Biggest health risks hidden in everyday practice

The air we breathe, the water we drink, the food we eat, and the cleaning agents we use are now our biggest health risks, a report says.

Biggest health risks hidden in everyday practice

While more green spaces and more time spent on cleaner environments can help greatly, changing lifestyles, new products, and new chemicals are increasing health risks in Europe.

Scientists need to move away from focusing on individual hazards and look instead at the complex combined effects environmental and lifestyle factors are having on our health, according to a report from the European Environmental Agency and the European Commission’s research centre.

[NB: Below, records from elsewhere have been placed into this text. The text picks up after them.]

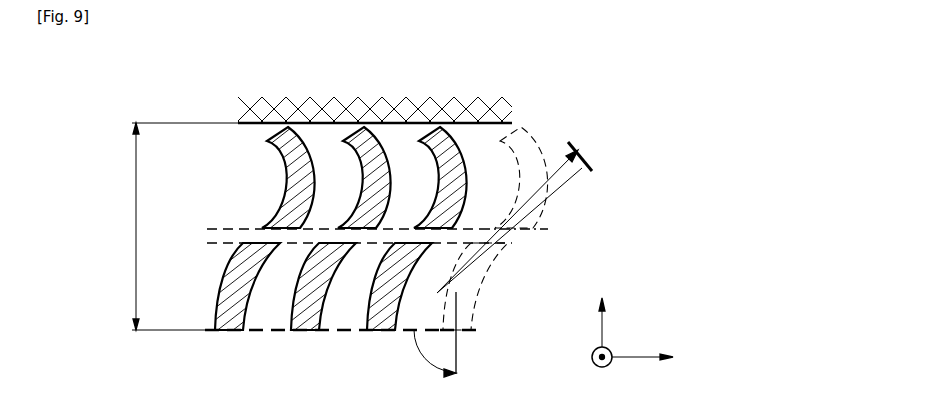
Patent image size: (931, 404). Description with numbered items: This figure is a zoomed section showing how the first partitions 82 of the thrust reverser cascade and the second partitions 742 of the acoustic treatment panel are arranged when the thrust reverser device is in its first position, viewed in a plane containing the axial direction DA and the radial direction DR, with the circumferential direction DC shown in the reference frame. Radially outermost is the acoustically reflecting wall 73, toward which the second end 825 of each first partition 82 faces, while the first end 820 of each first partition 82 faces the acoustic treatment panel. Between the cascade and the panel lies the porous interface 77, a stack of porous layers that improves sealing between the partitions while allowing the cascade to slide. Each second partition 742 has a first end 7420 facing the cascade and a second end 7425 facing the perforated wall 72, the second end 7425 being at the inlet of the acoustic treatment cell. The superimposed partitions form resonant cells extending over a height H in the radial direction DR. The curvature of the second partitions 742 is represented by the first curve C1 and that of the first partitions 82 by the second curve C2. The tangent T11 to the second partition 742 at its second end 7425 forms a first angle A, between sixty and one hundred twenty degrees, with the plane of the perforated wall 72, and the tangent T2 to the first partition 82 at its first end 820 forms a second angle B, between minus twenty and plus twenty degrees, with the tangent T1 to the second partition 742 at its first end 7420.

The acoustically reflecting wall 73 is at (325, 104).
The second end of first partition 825 is at (482, 128).
The first partitions 82 is at (370, 168).
The porous interface 77 is at (238, 228).
The second partitions 742 is at (300, 297).
The perforated wall 72 is at (206, 332).
The first end of first partition 820 is at (548, 229).
The first end of second partition 7420 is at (528, 245).
The second end of second partition 7425 is at (486, 328).
The height of acoustic treatment cells H is at (175, 226).
The first curve C1 is at (461, 291).
The second curve C2 is at (522, 129).
The tangent to second partition at first end T1 is at (563, 168).
The tangent to first partition at first end T2 is at (565, 176).
The second angle B is at (588, 164).
The tangent to second partition at second end T11 is at (459, 352).
The first angle A is at (430, 354).
The radial direction DR is at (600, 313).
The axial direction DA is at (643, 370).
The circumferential direction DC is at (601, 368).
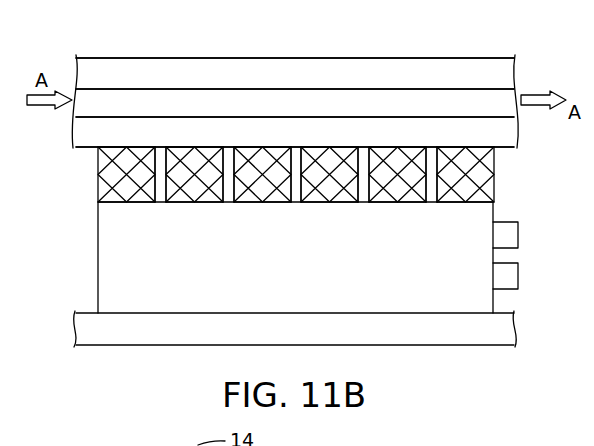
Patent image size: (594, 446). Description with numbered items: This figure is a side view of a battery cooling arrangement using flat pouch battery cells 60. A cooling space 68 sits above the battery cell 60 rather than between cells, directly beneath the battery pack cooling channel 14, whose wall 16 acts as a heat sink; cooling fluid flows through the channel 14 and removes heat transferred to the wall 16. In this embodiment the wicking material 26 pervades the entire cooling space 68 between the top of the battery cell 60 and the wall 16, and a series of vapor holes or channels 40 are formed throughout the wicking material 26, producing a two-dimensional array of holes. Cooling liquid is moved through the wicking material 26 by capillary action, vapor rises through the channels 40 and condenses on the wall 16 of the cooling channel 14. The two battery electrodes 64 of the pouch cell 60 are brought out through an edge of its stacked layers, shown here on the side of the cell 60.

The battery pack cooling channel 14 is at (467, 45).
The wall 16 is at (498, 73).
The wicking material 26 is at (271, 168).
The vapor channel 40 is at (160, 190).
The pouch battery cell 60 is at (291, 284).
The battery electrodes 64 is at (510, 278).
The cooling space 68 is at (119, 178).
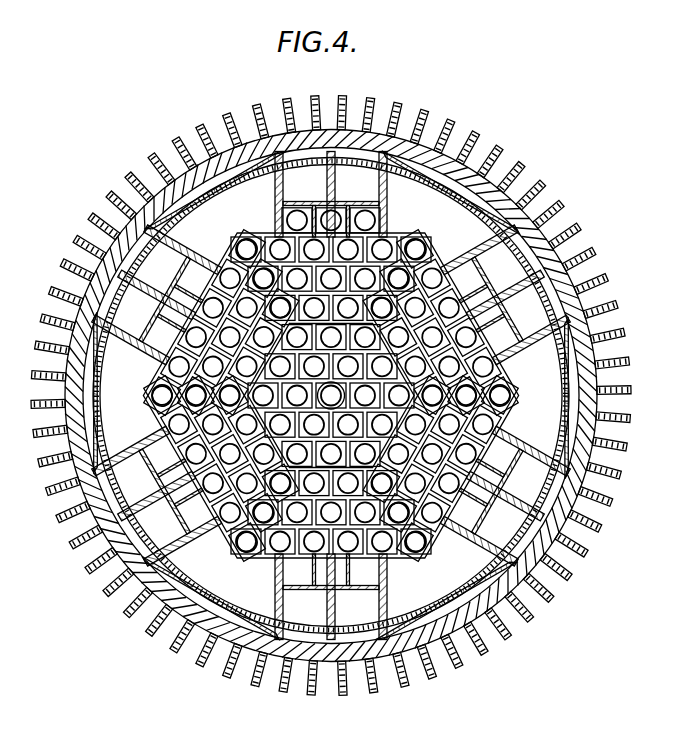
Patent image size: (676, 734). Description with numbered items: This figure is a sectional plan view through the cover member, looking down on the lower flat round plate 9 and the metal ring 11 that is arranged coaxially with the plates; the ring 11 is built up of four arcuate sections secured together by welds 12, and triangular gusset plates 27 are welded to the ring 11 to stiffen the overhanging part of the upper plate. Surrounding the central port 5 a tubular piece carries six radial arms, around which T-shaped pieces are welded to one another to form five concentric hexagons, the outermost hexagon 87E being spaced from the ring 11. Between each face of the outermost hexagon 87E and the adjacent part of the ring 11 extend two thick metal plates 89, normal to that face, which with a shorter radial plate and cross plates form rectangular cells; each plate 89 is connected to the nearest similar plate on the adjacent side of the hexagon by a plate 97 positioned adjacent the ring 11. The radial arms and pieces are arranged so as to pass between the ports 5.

The port 5 is at (331, 387).
The lower flat round plate 9 is at (148, 237).
The metal ring 11 is at (202, 168).
The welds 12 is at (333, 388).
The triangular gusset plates 27 is at (331, 395).
The outermost hexagon 87E is at (348, 395).
The thick metal plates 89 is at (331, 396).
The plate 97 is at (331, 396).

Global sales of chemical products doubled between 2000 and 2009, and there is an increasing range of chemicals on the markets, some of which affect human health. Endocrine-disrupting chemicals (affect the hormone system) are found in a wide range of goods from pharmaceuticals to pesticides and cosmetics. Their effects are not fully understood, but they may be responsible for declining sperm count, genital malformation, faulty nervous systems, obesity, and cancer.

Medicines and endo-crine-disrupting substances excreted by people are also to be found in the water we drink in some places as they are not always fully removed by water treatment, the report says.

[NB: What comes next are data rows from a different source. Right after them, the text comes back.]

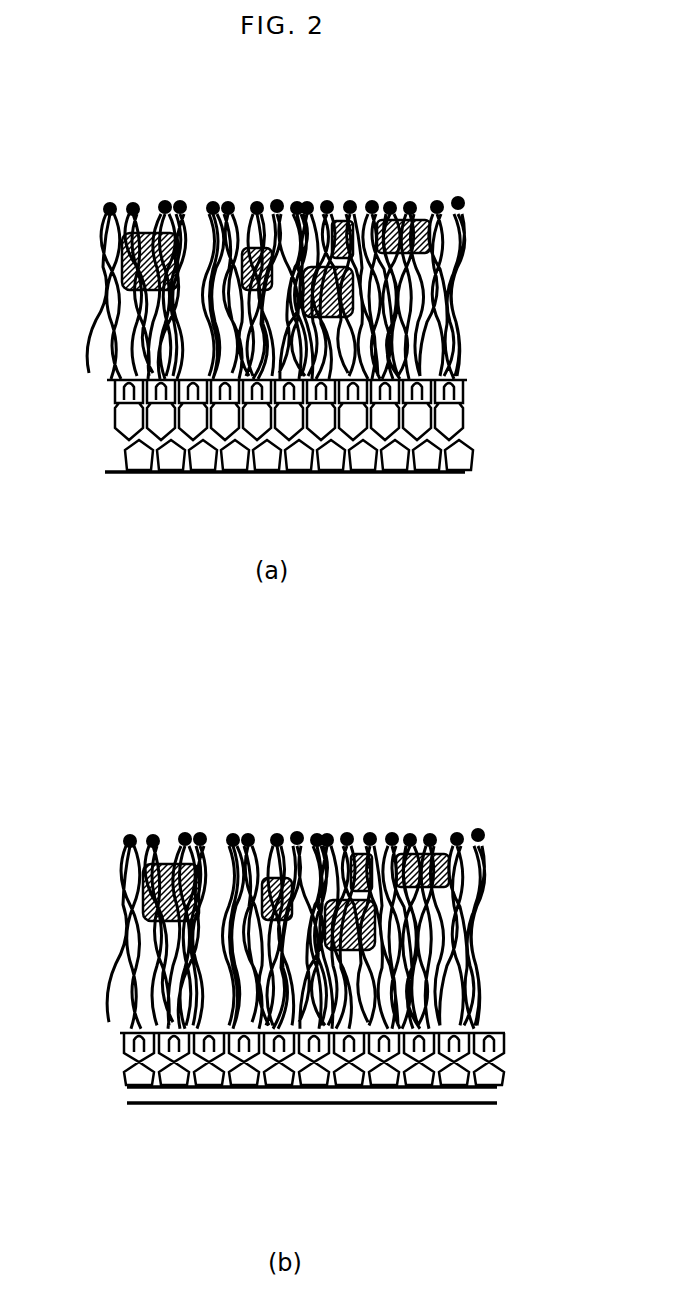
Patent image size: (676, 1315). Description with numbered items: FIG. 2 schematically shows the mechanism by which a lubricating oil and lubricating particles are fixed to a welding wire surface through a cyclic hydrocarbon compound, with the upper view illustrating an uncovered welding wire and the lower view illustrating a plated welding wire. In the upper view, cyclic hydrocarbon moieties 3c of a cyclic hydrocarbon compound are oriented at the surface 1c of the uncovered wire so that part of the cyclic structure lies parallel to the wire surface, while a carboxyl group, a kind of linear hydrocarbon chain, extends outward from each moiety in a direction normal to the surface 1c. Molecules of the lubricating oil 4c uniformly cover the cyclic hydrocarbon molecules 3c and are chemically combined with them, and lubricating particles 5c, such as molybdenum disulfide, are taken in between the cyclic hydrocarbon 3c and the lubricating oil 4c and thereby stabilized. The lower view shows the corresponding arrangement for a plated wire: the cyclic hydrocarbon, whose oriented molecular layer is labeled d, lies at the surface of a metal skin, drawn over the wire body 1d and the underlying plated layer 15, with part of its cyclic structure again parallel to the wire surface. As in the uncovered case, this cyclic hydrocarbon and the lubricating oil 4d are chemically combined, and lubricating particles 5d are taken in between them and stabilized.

The surface of an uncovered welding wire 1c is at (162, 475).
The cyclic hydrocarbon moieties 3c is at (450, 427).
The lubricating oil 4c is at (466, 208).
The lubricating particles 5c is at (122, 262).
The substrate 1d is at (210, 1080).
The molecular layer cells d is at (497, 1050).
The lubricating oil 4d is at (487, 848).
The lubricating particles 5d is at (150, 900).
The electrode layer 15 is at (480, 1092).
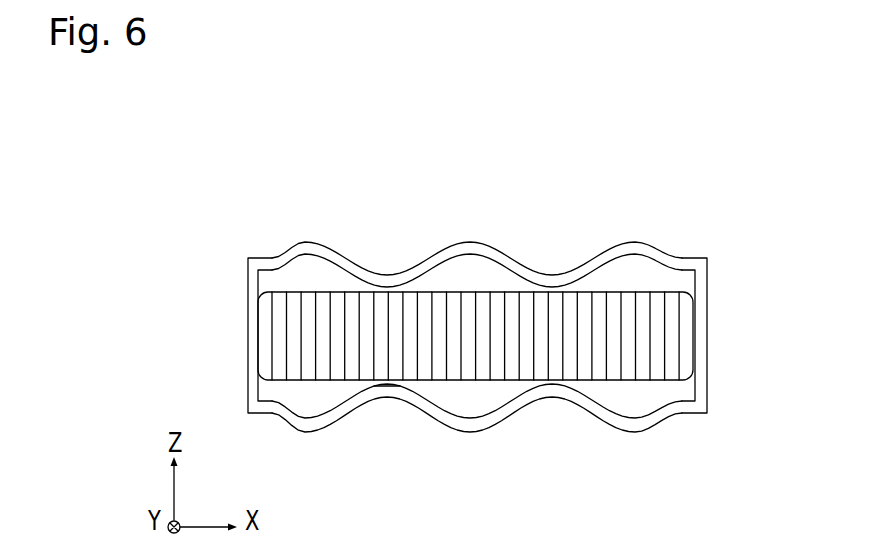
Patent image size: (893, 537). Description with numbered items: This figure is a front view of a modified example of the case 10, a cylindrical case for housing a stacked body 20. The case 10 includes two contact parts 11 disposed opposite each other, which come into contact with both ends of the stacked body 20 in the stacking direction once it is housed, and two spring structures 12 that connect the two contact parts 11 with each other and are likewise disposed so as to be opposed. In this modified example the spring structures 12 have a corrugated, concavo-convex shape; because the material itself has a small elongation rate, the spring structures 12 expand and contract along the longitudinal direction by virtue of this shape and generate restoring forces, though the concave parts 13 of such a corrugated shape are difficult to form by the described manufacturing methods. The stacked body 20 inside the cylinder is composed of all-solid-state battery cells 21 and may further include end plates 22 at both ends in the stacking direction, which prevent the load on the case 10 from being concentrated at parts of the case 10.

The case 10 is at (245, 296).
The contact part 11 is at (721, 294).
The spring structure 12 is at (705, 213).
The concave part 13 is at (463, 433).
The stacked body 20 is at (538, 383).
The all-solid-state battery cell 21 is at (598, 362).
The end plate 22 is at (690, 376).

Polluted air is reducing life expectancy by close to nine months and contributing to cancer, heart disease, bronchitis, and asthma. Recent studies suggest exposing pregnant mothers to polluted air has the same effect as passive smoking and that their children suffer ill effects in later life.

As people live longer, the main causes of premature death and disability have become non-communicable, lifestyle-related conditions such as obesity, cardiovascular diseases, diabetes, and cancer.

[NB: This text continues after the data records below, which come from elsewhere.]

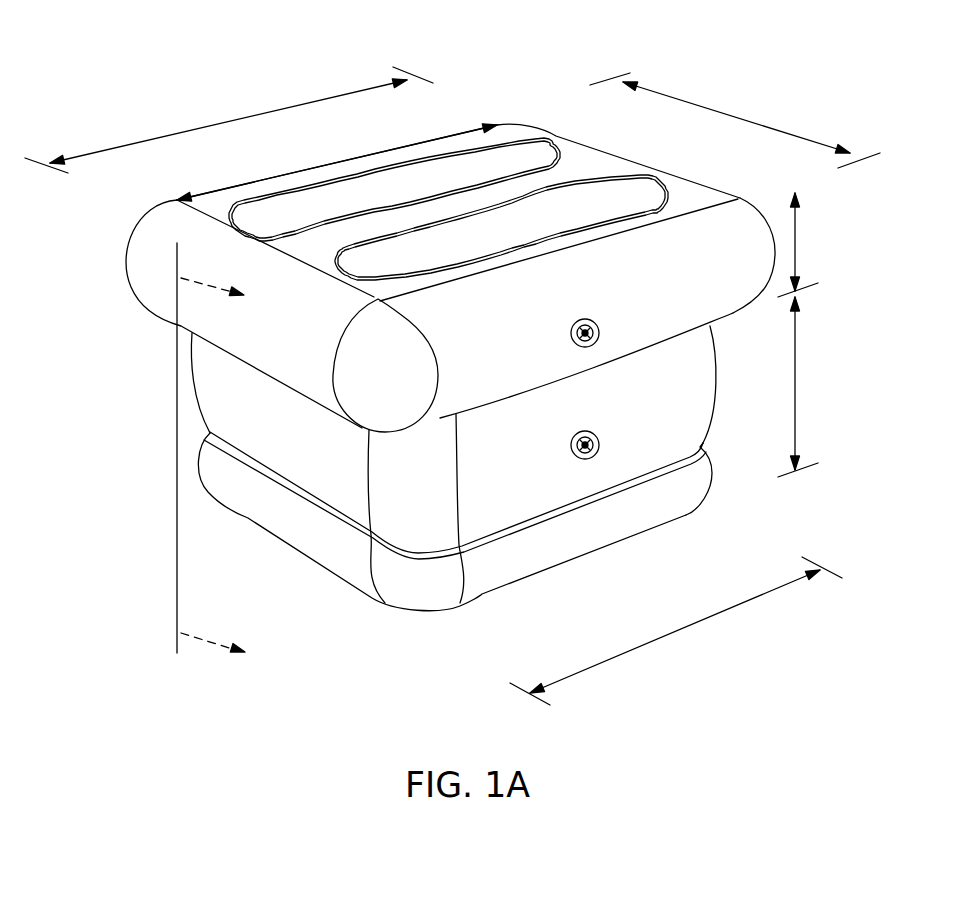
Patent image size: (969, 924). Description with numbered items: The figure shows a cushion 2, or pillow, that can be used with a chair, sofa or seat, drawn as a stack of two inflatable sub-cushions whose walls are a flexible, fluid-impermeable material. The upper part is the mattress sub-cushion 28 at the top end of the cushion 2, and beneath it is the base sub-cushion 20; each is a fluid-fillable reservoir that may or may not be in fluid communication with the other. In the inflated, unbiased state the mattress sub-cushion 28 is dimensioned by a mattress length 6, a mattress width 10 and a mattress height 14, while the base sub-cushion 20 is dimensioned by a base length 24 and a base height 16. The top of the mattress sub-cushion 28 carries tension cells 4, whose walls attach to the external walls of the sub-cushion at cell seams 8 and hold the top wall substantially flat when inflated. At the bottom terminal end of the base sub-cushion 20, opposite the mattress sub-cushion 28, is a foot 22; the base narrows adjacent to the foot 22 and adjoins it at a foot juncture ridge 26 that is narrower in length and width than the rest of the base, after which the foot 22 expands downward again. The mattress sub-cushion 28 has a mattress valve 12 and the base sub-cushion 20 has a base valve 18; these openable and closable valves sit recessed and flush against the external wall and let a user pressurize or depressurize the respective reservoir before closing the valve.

The cushion 2 is at (170, 50).
The cells 4 is at (387, 260).
The mattress length 6 is at (246, 116).
The cell seams 8 is at (600, 178).
The mattress width 10 is at (745, 118).
The mattress valve 12 is at (588, 319).
The mattress height 14 is at (805, 245).
The base height 16 is at (809, 387).
The base valve 18 is at (610, 443).
The base sub-cushion 20 is at (700, 447).
The foot 22 is at (587, 537).
The base length 24 is at (703, 620).
The foot juncture ridge 26 is at (262, 468).
The mattress sub-cushion 28 is at (142, 234).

Another element of everyday life which poses an increasing risk is noise, which can affect cognitive development, cardiovascular disease, and sleep. “Noisy areas are often those with high levels of air pollution, and each factor seems to augment the effect of the other,” said the report.

Two items on which more research is needed are mobile phones and devices emitting electro-magnetic fields that can be considered a possible cancer risk; and nanotechnology, as little is known about the effects of nanomaterials in the body.